Or “Scarol” Soup as Ed calls it. I’m not sure I knew what escarole was until I met Ed’s family. If I had it growing up, it was just another “green” in a salad. Escarole is in the same genus as chicory, frisée and endive (which I did enjoy as a child).
This soup is very easy to make, especially if you can find escarole that is already pre-cut. The slightly bitter taste to the greens works well with the beans and tomatoes. Top it with a bit of grated cheese (Pecorino-Romano or Parmesan) and it thickens the soup of nicely.
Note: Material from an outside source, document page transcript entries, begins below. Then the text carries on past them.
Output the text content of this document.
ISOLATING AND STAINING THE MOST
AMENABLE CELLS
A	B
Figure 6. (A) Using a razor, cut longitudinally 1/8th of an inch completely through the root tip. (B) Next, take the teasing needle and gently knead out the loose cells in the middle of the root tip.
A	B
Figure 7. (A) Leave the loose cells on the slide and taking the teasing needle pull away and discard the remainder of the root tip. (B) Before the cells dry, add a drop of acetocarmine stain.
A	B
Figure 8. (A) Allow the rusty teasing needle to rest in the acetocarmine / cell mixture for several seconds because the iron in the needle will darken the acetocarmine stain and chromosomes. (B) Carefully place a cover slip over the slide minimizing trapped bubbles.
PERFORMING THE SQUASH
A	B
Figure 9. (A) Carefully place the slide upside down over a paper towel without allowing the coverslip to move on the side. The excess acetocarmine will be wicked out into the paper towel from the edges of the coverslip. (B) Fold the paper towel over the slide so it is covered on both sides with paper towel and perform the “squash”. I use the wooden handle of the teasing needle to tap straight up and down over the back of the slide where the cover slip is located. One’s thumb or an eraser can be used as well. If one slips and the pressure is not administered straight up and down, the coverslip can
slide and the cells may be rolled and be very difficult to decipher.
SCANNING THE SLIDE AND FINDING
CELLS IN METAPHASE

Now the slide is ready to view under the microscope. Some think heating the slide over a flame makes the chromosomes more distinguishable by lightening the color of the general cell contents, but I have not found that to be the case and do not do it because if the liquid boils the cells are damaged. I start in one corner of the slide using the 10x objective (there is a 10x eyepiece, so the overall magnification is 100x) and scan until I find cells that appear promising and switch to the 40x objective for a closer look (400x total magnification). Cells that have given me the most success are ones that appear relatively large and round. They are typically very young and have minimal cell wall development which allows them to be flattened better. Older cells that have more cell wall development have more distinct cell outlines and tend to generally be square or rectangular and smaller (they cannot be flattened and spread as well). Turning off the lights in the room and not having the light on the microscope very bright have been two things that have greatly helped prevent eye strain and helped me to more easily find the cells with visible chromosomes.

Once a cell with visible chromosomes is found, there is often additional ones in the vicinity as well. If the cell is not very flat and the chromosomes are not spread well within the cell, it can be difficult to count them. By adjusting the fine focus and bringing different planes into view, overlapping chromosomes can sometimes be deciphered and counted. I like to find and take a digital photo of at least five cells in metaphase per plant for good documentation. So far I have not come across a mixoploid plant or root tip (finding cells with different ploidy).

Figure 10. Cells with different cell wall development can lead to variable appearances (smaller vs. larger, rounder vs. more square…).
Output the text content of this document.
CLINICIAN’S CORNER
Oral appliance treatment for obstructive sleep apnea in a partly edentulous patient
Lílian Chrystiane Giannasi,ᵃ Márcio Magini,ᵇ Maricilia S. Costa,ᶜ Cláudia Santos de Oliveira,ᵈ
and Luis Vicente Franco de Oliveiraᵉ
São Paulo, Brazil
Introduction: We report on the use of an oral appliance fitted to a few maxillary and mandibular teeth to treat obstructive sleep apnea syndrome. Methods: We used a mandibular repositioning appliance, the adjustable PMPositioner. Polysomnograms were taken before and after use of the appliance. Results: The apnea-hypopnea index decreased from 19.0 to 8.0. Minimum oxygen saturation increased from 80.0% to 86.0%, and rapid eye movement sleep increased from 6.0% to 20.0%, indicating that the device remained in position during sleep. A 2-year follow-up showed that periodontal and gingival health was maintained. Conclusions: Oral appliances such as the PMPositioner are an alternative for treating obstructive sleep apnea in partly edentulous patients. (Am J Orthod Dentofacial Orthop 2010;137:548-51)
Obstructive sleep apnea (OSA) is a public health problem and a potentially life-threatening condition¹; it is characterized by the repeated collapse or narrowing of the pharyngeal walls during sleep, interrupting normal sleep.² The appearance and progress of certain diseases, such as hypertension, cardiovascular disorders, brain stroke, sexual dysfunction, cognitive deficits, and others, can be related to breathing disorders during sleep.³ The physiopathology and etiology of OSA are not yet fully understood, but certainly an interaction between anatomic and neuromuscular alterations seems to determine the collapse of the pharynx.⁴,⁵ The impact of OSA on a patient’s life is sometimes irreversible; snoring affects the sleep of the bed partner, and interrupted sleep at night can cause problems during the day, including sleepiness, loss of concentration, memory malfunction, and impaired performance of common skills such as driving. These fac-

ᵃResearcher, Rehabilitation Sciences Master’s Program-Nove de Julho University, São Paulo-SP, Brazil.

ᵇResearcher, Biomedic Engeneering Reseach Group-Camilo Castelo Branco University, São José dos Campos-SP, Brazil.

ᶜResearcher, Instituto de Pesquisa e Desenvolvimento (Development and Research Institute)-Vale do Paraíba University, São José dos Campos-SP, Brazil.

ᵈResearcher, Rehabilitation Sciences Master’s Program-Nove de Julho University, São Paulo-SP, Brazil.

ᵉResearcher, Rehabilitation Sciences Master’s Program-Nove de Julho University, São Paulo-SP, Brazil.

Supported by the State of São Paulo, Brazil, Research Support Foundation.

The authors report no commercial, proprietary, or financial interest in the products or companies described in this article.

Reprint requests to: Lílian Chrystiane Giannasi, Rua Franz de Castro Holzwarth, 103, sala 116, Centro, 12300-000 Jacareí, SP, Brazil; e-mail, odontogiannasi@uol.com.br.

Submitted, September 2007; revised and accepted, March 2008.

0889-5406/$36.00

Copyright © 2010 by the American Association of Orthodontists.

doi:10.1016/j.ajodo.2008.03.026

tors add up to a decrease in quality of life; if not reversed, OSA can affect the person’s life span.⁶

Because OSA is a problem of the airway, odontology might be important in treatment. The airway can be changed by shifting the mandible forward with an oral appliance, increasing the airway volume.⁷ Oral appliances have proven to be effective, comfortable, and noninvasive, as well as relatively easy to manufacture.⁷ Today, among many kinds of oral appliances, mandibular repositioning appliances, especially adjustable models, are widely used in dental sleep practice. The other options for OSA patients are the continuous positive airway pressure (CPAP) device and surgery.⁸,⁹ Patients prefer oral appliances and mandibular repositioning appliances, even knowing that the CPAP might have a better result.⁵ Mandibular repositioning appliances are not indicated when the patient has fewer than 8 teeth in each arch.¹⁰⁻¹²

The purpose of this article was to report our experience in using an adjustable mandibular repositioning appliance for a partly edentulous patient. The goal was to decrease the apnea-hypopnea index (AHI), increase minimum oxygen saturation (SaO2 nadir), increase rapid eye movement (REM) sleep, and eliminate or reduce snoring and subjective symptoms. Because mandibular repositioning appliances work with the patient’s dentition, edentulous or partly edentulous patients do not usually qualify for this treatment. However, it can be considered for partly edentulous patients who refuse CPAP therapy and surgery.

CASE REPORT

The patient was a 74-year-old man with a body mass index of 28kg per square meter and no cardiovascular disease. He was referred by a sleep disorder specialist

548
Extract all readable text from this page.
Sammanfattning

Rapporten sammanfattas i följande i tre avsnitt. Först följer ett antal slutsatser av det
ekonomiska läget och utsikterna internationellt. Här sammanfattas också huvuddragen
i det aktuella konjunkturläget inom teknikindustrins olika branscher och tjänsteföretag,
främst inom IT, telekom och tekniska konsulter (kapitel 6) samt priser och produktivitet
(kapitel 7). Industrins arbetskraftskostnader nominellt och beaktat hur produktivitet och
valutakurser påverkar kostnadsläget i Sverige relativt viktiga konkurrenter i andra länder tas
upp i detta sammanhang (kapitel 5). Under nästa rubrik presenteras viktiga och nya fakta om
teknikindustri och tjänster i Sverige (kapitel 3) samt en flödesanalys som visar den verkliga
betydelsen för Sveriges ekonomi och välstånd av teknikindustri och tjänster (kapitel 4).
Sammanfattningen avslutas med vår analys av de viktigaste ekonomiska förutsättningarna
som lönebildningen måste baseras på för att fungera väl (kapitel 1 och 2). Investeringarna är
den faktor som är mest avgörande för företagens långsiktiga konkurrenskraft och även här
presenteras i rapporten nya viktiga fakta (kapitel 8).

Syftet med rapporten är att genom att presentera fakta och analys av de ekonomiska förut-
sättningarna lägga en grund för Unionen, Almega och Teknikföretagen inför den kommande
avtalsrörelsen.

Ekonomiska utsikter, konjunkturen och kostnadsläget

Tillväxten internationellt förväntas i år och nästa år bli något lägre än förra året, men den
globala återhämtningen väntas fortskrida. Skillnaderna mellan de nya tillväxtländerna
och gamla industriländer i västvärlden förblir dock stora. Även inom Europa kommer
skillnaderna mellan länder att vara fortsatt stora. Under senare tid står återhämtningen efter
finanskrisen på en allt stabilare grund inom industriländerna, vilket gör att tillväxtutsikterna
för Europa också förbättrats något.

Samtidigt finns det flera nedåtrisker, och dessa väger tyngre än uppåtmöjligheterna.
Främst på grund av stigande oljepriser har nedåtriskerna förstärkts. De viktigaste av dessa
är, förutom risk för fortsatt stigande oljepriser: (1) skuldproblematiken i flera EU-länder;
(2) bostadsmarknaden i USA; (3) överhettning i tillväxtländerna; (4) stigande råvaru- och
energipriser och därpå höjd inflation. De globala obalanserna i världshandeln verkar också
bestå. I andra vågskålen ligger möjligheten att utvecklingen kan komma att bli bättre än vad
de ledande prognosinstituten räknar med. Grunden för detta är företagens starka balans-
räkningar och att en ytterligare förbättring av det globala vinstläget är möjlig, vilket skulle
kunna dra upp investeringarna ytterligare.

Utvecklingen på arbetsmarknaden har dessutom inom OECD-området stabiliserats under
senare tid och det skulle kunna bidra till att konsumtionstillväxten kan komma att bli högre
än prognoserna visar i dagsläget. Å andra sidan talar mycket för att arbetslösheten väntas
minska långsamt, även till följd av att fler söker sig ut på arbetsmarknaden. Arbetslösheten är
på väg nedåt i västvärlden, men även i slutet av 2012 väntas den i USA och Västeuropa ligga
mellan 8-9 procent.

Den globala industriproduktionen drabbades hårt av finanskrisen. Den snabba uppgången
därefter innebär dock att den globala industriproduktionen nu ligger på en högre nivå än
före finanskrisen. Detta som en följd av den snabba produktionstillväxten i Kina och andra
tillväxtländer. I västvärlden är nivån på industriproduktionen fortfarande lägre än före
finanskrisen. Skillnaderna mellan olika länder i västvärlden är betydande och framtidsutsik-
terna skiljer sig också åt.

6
If you have a thick rind from a piece of cheese add it to the soup while you’re cooking it to give it a subtle cheese flavor (the rind will melt as the soup cooks).
Vegetarian Option: You can make this soup vegetarian by using vegetable broth in place of chicken broth.
|Escarole and Cannellini Bean Soup|| || |
- 1 tablespoon olive oil
- 1 large onion, chopped
- 1 large carrot, cut into small dice
- 5 garlic cloves, minced
- 3 cups (packed) 1-inch pieces escarole (about ½ large head or 3 ounces)
- 4 cups chicken or vegetable broth
- 2 15-ounce cans cannellini (white kidney beans), rinsed, drained
- 1 15-ounce can diced tomatoes (do not drain)
- ½ teaspoon red pepper flakes
- Serve with grated Pecorino-Romano or Parmesan cheese
- Heat oil in heavy large Dutch over medium heat.
- Add onion, carrot and garlic and sauté until onion is golden and tender, about 7 minutes.
- Add escarole; stir for 3 minutes.
- Add broth, beans, tomatoes and red pepper flakes and bring to boil on high heat.
- Reduce heat to medium-low. Cover and simmer until escarole is tender and flavors blend, about 20 minutes.
- Season soup to taste with salt and pepper.
- Serve with a sprinkle with Pecorino-Romano or Parmesan cheese.
* If you have a cheese rind (from Parmesan cheese or another hard cheese), add it to the soup when you add the broth, beans, etc. It will melt into the soup and give it some extra cheese flavor.